Deze motie is voorgesteld door de leden Van der Staaij, Bruins Slot en Slob. Naar mij blijkt, wordt de indiening ervan voldoende ondersteund.

Zij krijgt nr. 29 (33243).

Mevrouw Agema (PVV):

Voorzitter. Ik dank de bewindspersonen voor hun beantwoording. Zoals ik in eerste termijn al aangaf, vindt het Kwaliteitsinstituut zijn oorsprong in het gedoogakkoord. Het gedoogakkoord omvatte 28 punten om de kwaliteit van de ouderenzorg te verbeteren, maar het voorliggend wetsvoorstel is nogal wat afgedreven van de oorspronkelijke bedoeling. Ik heb in eerste termijn drie punten genoemd die voor ons een brug te ver of juist niet ver genoeg zijn. Het ging om de vermenging van de taken van het Kwaliteitsinstituut op het gebied van de kwaliteit en het pakketbeheer. Ik ben dan ook heel erg blij met de woorden "oordeel Kamer" die de minister sprak over het amendement dat wij op dit punt hebben ingediend.

Ons tweede amendement ging over de twee adviescommissies naar analogie van een eerder debat. De toezegging van de staatssecretaris om naar de Kamer te komen met een voorstel en een werkplan op dat terrein vind ik ook heel erg positief. Ik kan daarom het amendement ter zake intrekken. Het gaat om het amendement op stuk nr. 20.

Ten slotte is de reikwijdte van het wetsvoorstel een breed gedragen wens van de Kamer. Collega Van der Staaij diende daar zojuist nog een motie over in. Ik vind het goed dat wij daar nog nader over geïnformeerd worden. Op de drie redenen waarom mijn fractie het wetsvoorstel niet kan steunen, is goed gereageerd. Het is uiteindelijk aan mijn fractie om een oordeel te vellen over het wetsvoorstel, maar de kans is veel groter geworden dat mijn fractie ook voor zal stemmen.

De voorzitter:

Het amendement-Agema (stuk nr. 20) is ingetrokken.
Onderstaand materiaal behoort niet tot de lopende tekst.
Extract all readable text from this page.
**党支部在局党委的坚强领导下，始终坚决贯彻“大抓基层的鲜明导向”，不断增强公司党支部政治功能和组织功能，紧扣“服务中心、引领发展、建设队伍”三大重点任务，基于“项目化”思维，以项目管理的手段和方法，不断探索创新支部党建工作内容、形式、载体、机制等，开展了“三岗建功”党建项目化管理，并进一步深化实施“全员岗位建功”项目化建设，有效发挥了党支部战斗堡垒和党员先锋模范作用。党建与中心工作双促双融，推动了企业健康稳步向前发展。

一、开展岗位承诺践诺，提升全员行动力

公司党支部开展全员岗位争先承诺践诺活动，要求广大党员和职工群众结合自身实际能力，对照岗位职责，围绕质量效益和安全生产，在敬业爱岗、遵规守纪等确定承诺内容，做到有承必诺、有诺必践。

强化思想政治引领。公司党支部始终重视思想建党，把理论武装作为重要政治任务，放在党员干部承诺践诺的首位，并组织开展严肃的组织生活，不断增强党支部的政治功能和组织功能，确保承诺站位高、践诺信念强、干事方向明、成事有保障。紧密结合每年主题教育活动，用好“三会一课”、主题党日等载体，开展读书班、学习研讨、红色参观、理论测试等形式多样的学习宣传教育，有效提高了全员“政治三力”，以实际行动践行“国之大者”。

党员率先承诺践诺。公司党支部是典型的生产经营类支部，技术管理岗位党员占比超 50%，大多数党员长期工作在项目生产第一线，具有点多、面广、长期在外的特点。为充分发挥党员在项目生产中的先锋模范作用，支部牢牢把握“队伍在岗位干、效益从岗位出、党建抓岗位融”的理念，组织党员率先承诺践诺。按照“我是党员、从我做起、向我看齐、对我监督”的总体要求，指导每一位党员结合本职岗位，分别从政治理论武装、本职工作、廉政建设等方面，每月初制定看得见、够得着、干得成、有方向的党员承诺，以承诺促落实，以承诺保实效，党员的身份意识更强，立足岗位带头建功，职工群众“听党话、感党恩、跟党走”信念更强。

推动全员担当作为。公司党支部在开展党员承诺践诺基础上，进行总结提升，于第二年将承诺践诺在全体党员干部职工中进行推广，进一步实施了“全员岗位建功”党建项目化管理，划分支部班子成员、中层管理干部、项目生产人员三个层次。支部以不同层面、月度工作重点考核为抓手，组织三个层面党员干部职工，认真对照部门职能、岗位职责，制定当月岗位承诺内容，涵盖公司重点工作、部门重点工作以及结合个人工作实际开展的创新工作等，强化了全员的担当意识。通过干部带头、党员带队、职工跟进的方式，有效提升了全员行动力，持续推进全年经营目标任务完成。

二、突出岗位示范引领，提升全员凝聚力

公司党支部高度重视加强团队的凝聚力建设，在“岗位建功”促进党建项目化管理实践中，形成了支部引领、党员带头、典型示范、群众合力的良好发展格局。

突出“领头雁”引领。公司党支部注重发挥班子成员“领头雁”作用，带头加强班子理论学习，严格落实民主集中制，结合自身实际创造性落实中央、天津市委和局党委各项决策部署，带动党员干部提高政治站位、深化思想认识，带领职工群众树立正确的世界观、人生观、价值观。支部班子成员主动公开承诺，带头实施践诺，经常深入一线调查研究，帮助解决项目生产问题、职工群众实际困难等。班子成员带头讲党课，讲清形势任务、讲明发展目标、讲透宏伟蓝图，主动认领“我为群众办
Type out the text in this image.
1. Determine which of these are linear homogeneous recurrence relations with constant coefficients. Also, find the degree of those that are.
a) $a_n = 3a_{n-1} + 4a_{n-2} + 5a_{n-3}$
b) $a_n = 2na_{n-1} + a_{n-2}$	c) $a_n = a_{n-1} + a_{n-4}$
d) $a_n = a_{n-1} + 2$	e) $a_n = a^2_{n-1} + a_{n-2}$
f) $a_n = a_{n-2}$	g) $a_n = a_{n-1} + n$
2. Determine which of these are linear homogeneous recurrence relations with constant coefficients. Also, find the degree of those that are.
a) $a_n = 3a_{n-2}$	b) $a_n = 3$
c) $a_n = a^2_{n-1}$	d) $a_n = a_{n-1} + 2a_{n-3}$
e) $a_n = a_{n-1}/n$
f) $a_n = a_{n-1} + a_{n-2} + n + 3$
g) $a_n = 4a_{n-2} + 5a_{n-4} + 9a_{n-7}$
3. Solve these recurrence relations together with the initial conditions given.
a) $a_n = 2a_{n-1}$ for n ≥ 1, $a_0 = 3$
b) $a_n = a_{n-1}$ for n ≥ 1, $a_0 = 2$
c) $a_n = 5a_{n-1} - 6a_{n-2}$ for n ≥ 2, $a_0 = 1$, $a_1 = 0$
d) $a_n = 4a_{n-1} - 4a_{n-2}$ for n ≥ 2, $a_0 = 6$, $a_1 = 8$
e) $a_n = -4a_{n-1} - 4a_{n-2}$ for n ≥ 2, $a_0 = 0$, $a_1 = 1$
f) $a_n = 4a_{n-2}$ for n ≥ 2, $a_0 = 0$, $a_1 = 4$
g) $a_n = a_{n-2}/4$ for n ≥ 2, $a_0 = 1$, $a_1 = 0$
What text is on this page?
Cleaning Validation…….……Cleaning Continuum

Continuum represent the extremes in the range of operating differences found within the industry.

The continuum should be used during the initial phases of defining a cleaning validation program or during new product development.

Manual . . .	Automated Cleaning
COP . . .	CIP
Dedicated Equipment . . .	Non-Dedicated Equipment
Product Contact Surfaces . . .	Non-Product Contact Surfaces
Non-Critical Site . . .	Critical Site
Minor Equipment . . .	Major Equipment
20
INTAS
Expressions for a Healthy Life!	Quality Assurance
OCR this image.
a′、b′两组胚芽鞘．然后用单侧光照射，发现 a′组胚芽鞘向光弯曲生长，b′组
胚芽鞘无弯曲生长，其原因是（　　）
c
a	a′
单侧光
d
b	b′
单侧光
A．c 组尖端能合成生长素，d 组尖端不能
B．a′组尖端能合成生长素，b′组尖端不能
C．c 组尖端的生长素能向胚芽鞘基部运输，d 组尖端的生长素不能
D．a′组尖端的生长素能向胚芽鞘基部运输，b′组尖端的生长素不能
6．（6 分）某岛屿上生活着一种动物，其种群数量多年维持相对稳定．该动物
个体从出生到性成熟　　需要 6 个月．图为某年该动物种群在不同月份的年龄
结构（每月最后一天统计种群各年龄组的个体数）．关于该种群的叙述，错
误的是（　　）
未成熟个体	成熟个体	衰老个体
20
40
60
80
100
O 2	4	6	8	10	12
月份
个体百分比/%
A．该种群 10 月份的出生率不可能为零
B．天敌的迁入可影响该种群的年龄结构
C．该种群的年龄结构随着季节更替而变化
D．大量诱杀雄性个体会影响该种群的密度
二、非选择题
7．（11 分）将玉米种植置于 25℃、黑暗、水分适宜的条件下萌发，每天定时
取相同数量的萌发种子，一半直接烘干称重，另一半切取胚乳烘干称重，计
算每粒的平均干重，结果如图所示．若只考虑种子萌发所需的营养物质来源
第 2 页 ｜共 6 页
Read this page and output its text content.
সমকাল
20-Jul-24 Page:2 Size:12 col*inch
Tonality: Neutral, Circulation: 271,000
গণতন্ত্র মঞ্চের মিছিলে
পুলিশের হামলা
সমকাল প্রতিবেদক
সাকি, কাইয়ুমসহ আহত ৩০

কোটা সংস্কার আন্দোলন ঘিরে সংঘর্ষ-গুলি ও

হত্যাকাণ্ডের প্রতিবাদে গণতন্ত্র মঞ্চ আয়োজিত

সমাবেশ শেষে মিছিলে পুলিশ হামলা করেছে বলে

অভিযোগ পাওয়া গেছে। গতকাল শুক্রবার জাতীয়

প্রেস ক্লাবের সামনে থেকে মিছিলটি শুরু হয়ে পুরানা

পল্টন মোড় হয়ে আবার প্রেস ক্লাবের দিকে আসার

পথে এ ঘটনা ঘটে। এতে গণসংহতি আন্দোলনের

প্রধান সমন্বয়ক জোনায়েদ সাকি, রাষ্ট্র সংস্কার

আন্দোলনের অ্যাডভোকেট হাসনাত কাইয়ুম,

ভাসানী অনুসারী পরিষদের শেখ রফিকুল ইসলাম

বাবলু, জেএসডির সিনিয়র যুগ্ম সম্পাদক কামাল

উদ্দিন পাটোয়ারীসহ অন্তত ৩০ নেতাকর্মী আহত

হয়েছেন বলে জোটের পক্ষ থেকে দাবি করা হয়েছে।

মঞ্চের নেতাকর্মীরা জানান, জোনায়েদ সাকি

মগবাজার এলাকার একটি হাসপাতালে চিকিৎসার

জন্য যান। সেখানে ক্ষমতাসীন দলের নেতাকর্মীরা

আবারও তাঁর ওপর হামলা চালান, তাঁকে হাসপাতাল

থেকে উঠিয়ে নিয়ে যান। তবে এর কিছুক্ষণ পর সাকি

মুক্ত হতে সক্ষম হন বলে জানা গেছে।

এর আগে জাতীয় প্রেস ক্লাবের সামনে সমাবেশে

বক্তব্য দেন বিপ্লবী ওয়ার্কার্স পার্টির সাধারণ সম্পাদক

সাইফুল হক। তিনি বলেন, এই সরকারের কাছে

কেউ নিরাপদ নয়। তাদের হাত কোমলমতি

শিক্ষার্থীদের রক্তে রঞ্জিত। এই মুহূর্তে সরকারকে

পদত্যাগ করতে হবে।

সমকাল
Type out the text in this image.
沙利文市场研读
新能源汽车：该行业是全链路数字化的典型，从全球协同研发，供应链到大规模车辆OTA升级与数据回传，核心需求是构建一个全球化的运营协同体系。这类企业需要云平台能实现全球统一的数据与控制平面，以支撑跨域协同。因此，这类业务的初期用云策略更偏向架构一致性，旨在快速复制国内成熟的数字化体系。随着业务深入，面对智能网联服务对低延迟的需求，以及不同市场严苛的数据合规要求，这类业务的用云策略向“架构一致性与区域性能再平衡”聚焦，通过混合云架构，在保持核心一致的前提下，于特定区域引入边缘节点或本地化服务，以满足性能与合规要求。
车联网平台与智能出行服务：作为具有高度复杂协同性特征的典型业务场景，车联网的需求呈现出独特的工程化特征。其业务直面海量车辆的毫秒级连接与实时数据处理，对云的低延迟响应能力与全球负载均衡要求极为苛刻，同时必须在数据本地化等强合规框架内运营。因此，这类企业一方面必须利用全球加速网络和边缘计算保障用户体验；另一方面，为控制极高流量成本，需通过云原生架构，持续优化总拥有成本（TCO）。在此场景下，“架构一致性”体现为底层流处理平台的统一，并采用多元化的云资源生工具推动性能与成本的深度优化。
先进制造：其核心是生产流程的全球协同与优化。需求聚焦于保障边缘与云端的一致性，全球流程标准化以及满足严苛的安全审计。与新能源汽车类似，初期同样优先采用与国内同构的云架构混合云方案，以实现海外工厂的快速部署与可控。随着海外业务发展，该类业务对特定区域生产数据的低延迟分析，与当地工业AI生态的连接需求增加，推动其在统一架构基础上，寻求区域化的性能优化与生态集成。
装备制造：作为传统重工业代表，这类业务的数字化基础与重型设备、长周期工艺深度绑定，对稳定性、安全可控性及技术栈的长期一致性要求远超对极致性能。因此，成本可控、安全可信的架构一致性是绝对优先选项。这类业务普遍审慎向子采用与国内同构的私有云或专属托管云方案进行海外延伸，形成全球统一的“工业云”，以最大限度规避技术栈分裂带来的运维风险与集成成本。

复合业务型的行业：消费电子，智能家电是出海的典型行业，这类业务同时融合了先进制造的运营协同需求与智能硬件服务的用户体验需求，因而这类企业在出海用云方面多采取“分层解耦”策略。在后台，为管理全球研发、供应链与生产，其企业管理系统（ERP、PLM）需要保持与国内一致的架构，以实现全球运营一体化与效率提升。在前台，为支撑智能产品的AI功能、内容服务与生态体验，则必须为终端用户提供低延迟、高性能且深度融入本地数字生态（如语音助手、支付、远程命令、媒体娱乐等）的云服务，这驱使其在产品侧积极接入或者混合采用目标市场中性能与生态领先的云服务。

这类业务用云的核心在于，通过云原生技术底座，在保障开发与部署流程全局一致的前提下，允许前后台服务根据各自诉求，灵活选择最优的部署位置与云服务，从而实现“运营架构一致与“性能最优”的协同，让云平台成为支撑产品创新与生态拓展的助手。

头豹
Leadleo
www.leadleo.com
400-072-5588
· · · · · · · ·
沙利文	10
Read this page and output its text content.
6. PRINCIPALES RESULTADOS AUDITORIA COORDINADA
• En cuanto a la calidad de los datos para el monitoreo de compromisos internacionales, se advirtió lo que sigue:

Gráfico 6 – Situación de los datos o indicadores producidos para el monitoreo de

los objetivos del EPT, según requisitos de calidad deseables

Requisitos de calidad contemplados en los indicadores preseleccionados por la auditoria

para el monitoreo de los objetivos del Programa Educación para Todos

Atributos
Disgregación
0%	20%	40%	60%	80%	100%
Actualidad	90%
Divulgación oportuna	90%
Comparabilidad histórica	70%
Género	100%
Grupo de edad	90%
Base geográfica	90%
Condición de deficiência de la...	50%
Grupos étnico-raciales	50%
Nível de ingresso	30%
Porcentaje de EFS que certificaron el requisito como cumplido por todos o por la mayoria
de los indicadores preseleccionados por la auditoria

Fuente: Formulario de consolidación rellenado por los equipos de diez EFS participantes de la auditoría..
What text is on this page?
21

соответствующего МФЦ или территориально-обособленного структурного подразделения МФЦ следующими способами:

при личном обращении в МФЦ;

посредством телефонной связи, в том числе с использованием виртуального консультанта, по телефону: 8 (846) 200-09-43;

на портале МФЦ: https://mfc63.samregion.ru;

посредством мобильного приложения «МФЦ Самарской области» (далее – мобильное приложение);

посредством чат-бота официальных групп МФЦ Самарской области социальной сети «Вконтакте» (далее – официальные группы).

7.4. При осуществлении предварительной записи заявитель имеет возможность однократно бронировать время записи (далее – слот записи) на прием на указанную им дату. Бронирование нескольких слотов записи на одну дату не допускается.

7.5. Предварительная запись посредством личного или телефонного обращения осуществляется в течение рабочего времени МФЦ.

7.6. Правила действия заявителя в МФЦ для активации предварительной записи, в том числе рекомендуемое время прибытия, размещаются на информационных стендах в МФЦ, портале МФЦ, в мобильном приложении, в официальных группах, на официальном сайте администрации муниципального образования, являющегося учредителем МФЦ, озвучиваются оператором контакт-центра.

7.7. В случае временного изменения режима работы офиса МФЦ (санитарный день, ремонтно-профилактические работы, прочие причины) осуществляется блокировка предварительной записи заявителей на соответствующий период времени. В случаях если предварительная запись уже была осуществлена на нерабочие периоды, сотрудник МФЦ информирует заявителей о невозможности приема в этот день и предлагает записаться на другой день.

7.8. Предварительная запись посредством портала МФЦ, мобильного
Mevrouw Bouwmeester (PvdA):

Voorzitter. Ik wil allereerst de bewindspersonen bedanken voor hun antwoord. In zorgdebatten vindt de Partij van de Arbeid het altijd zeer belangrijk dat het woord "patiënt" valt. Het gaat in de zorg immers voornamelijk om de patiënt. De woorden "het belang van de patiënt" heeft de minister veelvuldig gebruikt. Daar zijn wij erg blij mee.

Zoals ik ook al in eerste termijn zei, gaat goede zorg over kwaliteit, patiëntgerichtheid, veiligheid en doelmatigheid. Zorg is een relatie tussen een zorgverlener en een patiënt. Die moet altijd centraal staan. Met het voorstel over het Kwaliteitsinstituut waar wij het vandaag over hebben, wordt geregeld dat je ook kunt meten wat goede kwaliteit van zorg is. Daar moeten een kader en normen voor komen, zodat mensen ook weten of er goede zorg wordt geleverd, wat goede zorg is en waar het eventueel misgaat. Dat hebben wij in dit wetsvoorstel voldoende geborgd.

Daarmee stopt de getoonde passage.